Um Amor Camponês - Mariá Ortolan


Você tinha jurado pra mim que éramos somente um. Éramos como aquele camponês na floresta amanhecida, onde ouvia os pássaros e os cochichos dos peixes. Tudo que tinha pensado pra gente você me levou embora, e entregou a uma rapariga da esquina debaixo de casa. O nosso amor tão corriqueiro, tão vaporoso e frágil, não se desfez, estava adormecido, e agora, que outro alguém vem beijá-lo me desperta um odor de fúria, de repulsa, de indignação.

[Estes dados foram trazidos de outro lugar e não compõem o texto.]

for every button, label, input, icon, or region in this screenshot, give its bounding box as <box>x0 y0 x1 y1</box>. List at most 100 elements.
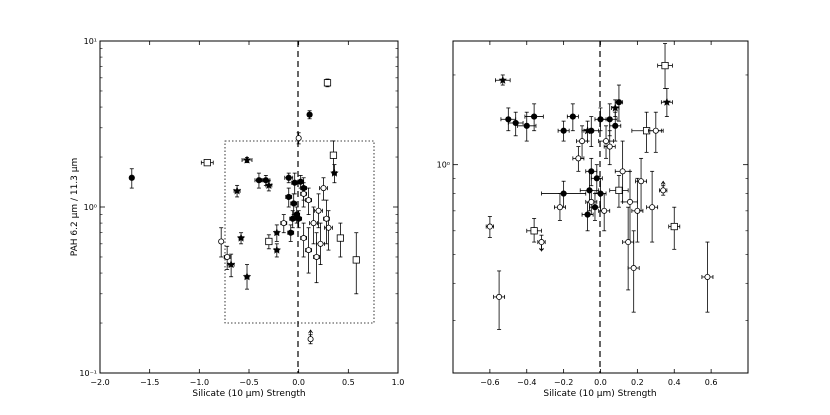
data-point <box>232 184 242 198</box>
data-point <box>566 103 579 132</box>
data-point <box>329 140 338 174</box>
data-point <box>295 132 302 145</box>
data-point <box>598 125 614 159</box>
data-point <box>352 232 360 295</box>
data-point <box>609 175 629 208</box>
data-point <box>557 120 570 142</box>
x-tick-label: −1.0 <box>190 378 209 387</box>
data-point <box>495 74 511 86</box>
data-point <box>581 201 594 232</box>
data-point <box>622 170 638 243</box>
x-tick-label: −2.0 <box>90 378 109 387</box>
data-point <box>319 177 328 201</box>
data-point <box>314 193 323 229</box>
data-point <box>659 180 668 196</box>
data-point <box>507 111 524 137</box>
data-point <box>526 218 542 243</box>
data-point <box>265 234 273 250</box>
data-point <box>330 164 339 184</box>
data-point <box>631 177 644 243</box>
data-point <box>581 120 594 142</box>
data-point <box>668 206 681 250</box>
data-point <box>280 214 288 234</box>
data-point <box>660 88 673 117</box>
data-point <box>264 179 274 192</box>
data-point <box>323 78 332 88</box>
data-point <box>610 99 620 117</box>
data-point <box>627 230 640 313</box>
data-point <box>657 43 673 89</box>
x-tick-label: 0.5 <box>342 378 355 387</box>
x-tick-label: −0.6 <box>480 378 499 387</box>
x-tick-label: 0.4 <box>668 378 681 387</box>
left-axis-ticks: −2.0 −1.5 −1.0 −0.5 0.0 0.5 1.0 10⁻¹ 10⁰ 10¹ <box>79 37 404 387</box>
data-point <box>128 168 135 189</box>
y-tick-label: 10⁰ <box>84 203 97 212</box>
data-point <box>272 224 282 242</box>
left-zoom-box <box>224 140 375 324</box>
left-panel: −2.0 −1.5 −1.0 −0.5 0.0 0.5 1.0 10⁻¹ 10⁰ 10¹ Sili… <box>70 37 404 399</box>
left-plot-frame <box>99 40 399 374</box>
data-point <box>226 253 236 278</box>
data-point <box>598 193 611 232</box>
data-point <box>585 189 598 215</box>
data-point <box>295 210 303 229</box>
data-point <box>493 270 506 330</box>
data-point <box>300 222 308 258</box>
data-point <box>537 234 546 252</box>
left-x-axis-label: Silicate (10 μm) Strength <box>192 389 305 399</box>
data-point <box>313 232 320 284</box>
data-point <box>287 224 295 242</box>
data-point <box>336 222 344 258</box>
x-tick-label: 0.0 <box>292 378 305 387</box>
data-point <box>307 329 314 345</box>
data-point <box>609 111 622 142</box>
right-data-points <box>485 43 714 330</box>
data-point <box>290 193 298 215</box>
data-point <box>200 159 214 167</box>
data-point <box>218 227 225 258</box>
data-point <box>323 199 330 245</box>
data-point <box>541 180 587 208</box>
y-tick-label: 10¹ <box>84 37 97 46</box>
right-x-axis-label: Silicate (10 μm) Strength <box>543 389 656 399</box>
data-point <box>236 232 246 245</box>
data-point <box>635 157 647 212</box>
x-tick-label: 0.6 <box>705 378 718 387</box>
data-point <box>524 103 544 132</box>
data-point <box>306 110 313 120</box>
data-point <box>223 245 231 270</box>
right-panel: −0.6 −0.4 −0.2 0.0 0.2 0.4 0.6 10⁰ Silicate (10… <box>437 40 749 399</box>
data-point <box>309 206 318 245</box>
y-tick-label: 10⁻¹ <box>79 369 97 378</box>
x-tick-label: −0.5 <box>239 378 258 387</box>
data-point <box>554 193 566 221</box>
left-y-axis-label: PAH 6.2 μm / 11.3 μm <box>70 158 80 256</box>
data-point <box>614 84 624 122</box>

O camponês virou burguês e a simplicidade já é mesmice, nada de tão inovador do que uma boneca de plástico.Eu procurava sentir aquela brisa de que todos os livros me alertavam que iria sentir no primeiro beijo, tudo meu foi tão vago, tão incompleto e complexo, comigo era diferente, você disse que talvez pudéssemos ir viajar pra Paris ou até mesmo pegar uma motocicleta e ir ao Chile. A magoa desse amor que acabou, que nem sei se posso dizer que é amor, vai e vem com o toque do telefone, como o balançar de meus cachos do qual você ficava a tentar desvendar os mistérios do meu roda-moinho. Tudo isso já está bem longe daqui, e tudo por causa da falta de companhia do meu ser, da minha alma solitária e impiedosa, ela ainda escreve cartas de amor, para um outro sentimento que anda perdido aqui por dentro. Ainda amo você.